La Turquie affirme que ses tribunaux sont indépendants et qu’elle prend des mesures pour améliorer l’état de droit, mais rejette également les critiques nationales et internationales de son système judiciaire comme une ingérence dans ses affaires intérieures.

Sanctions et armes

La position de la Turquie sur la guerre, notamment en autorisant les vols depuis Moscou, en a fait une destination de choix pour les citoyens russes, les fonds et même les actifs sanctionnés tels que les yachts des oligarques.

Trois diplomates occidentaux ont déclaré que cela pourrait inciter les États-Unis ou l’Europe à adopter des « sanctions secondaires » contre ceux qui font affaire avec Moscou.

« Nous demandons à Ankara d’appliquer nos sanctions. S’il devient clair qu’ils sont enfreints, des sanctions secondaires seraient probables », a déclaré l’un des envoyés.

Une autre tension potentielle est le désir de la Turquie, partagé par les Nations unies, de mettre fin immédiatement aux combats en Ukraine et de revenir autant que possible à un monde dans lequel Ankara équilibre ses relations avec l’Occident et la Russie.

Les États-Unis et certains autres pays veulent plutôt que la guerre se termine dans les bonnes conditions.
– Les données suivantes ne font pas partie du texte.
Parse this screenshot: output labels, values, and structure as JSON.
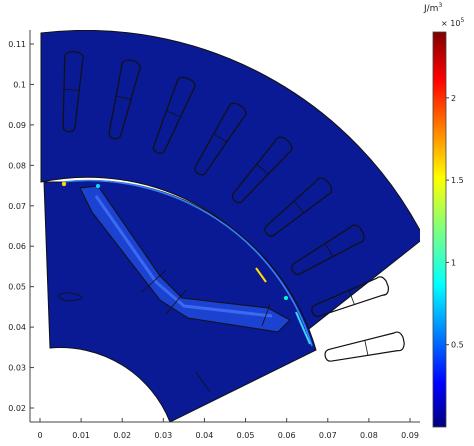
{
  "chart_data": {
    "type": "heatmap",
    "xlim": [
      0,
      0.09
    ],
    "ylim": [
      0.02,
      0.11
    ],
    "x_ticks": [
      "0",
      "0.01",
      "0.02",
      "0.03",
      "0.04",
      "0.05",
      "0.06",
      "0.07",
      "0.08",
      "0.09"
    ],
    "y_ticks": [
      "0.02",
      "0.03",
      "0.04",
      "0.05",
      "0.06",
      "0.07",
      "0.08",
      "0.09",
      "0.1",
      "0.11"
    ],
    "colorbar": {
      "unit": "J/m",
      "unit_exp": "3",
      "scale_base": "× 10",
      "scale_exp": "5",
      "ticks": [
        "0.5",
        "1",
        "1.5",
        "2"
      ],
      "range": [
        0,
        2.4
      ],
      "colormap": "jet"
    },
    "colors": {
      "background_field": "#0a1a94",
      "outline": "#111111",
      "hotspot": "#ffd400"
    }
  }
}
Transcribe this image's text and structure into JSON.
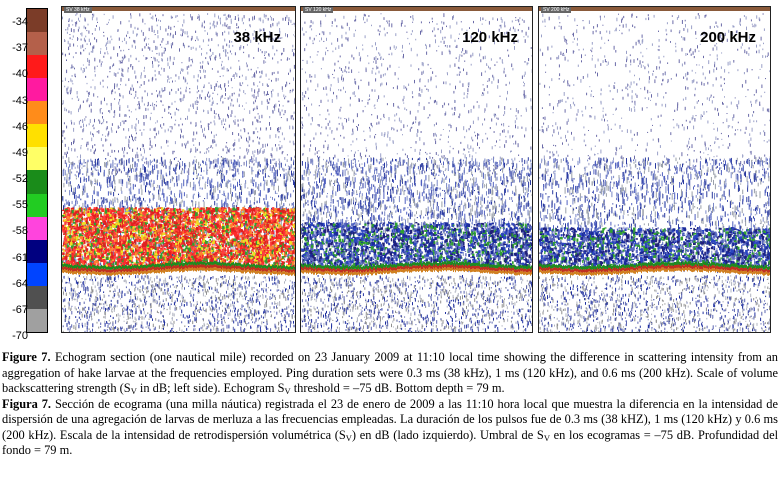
{
  "scale": {
    "ticks": [
      "-34",
      "-37",
      "-40",
      "-43",
      "-46",
      "-49",
      "-52",
      "-55",
      "-58",
      "-61",
      "-64",
      "-67",
      "-70"
    ],
    "colors": [
      "#7b3c28",
      "#b4604a",
      "#ff1a1a",
      "#ff1aa0",
      "#ff8c1a",
      "#ffe000",
      "#ffff66",
      "#1a8c1a",
      "#22cc22",
      "#ff44dd",
      "#000080",
      "#0044ff",
      "#505050",
      "#a0a0a0"
    ]
  },
  "panels": [
    {
      "label": "38 kHz",
      "tag": "SV 38 kHz"
    },
    {
      "label": "120 kHz",
      "tag": "SV 120 kHz"
    },
    {
      "label": "200 kHz",
      "tag": "SV 200 kHz"
    }
  ],
  "caption": {
    "en_label": "Figure 7.",
    "en_text": "Echogram section (one nautical mile) recorded on 23 January 2009 at 11:10 local time showing the difference in scattering intensity from an aggregation of hake larvae at the frequencies employed. Ping duration sets were 0.3 ms (38 kHz), 1 ms (120 kHz), and 0.6 ms (200 kHz). Scale of volume backscattering strength (S",
    "en_sub1": "V",
    "en_text2": " in dB; left side). Echogram S",
    "en_sub2": "V",
    "en_text3": " threshold = –75 dB. Bottom depth = 79 m.",
    "es_label": "Figura 7.",
    "es_text": "Sección de ecograma (una milla náutica) registrada el 23 de enero de 2009 a las 11:10 hora local que muestra la diferencia en la intensidad de dispersión de una agregación de larvas de merluza a las frecuencias empleadas. La duración de los pulsos fue de 0.3 ms (38 kHZ), 1 ms (120 kHz) y 0.6 ms (200 kHz). Escala de la intensidad de retrodispersión volumétrica (S",
    "es_sub1": "V",
    "es_text2": ") en dB (lado izquierdo). Umbral de S",
    "es_sub2": "V",
    "es_text3": " en los ecogramas = –75 dB. Profundidad del fondo = 79 m."
  }
}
Le secrétaire américain à la Défense, Lloyd Austin, a déclaré la semaine dernière que Washington souhaitait voir Moscou « affaiblie » afin qu’elle ne puisse plus envahir.

Pourtant, la Turquie devrait repenser ses relations avec la Russie.

L’achat par Ankara de défenses russes S-400 a entraîné des sanctions américaines contre la Turquie en 2020 et a refroidi les liens.

Pourtant, sa demande de 40 chasseurs F-16 fabriqués aux États-Unis l’année dernière, combinée à une coopération sur l’Ukraine, pourrait ouvrir la voie à un compromis sur la demande de Washington que la Turquie abandonne les S-400, ont déclaré trois diplomates.

Ils ont déclaré que l’intensification des pourparlers sur l’achat éventuel des défenses antimissiles franco-italiennes SAMP-T d’Eurosam reflétait également une coopération nouvelle et plus ciblée de l’OTAN.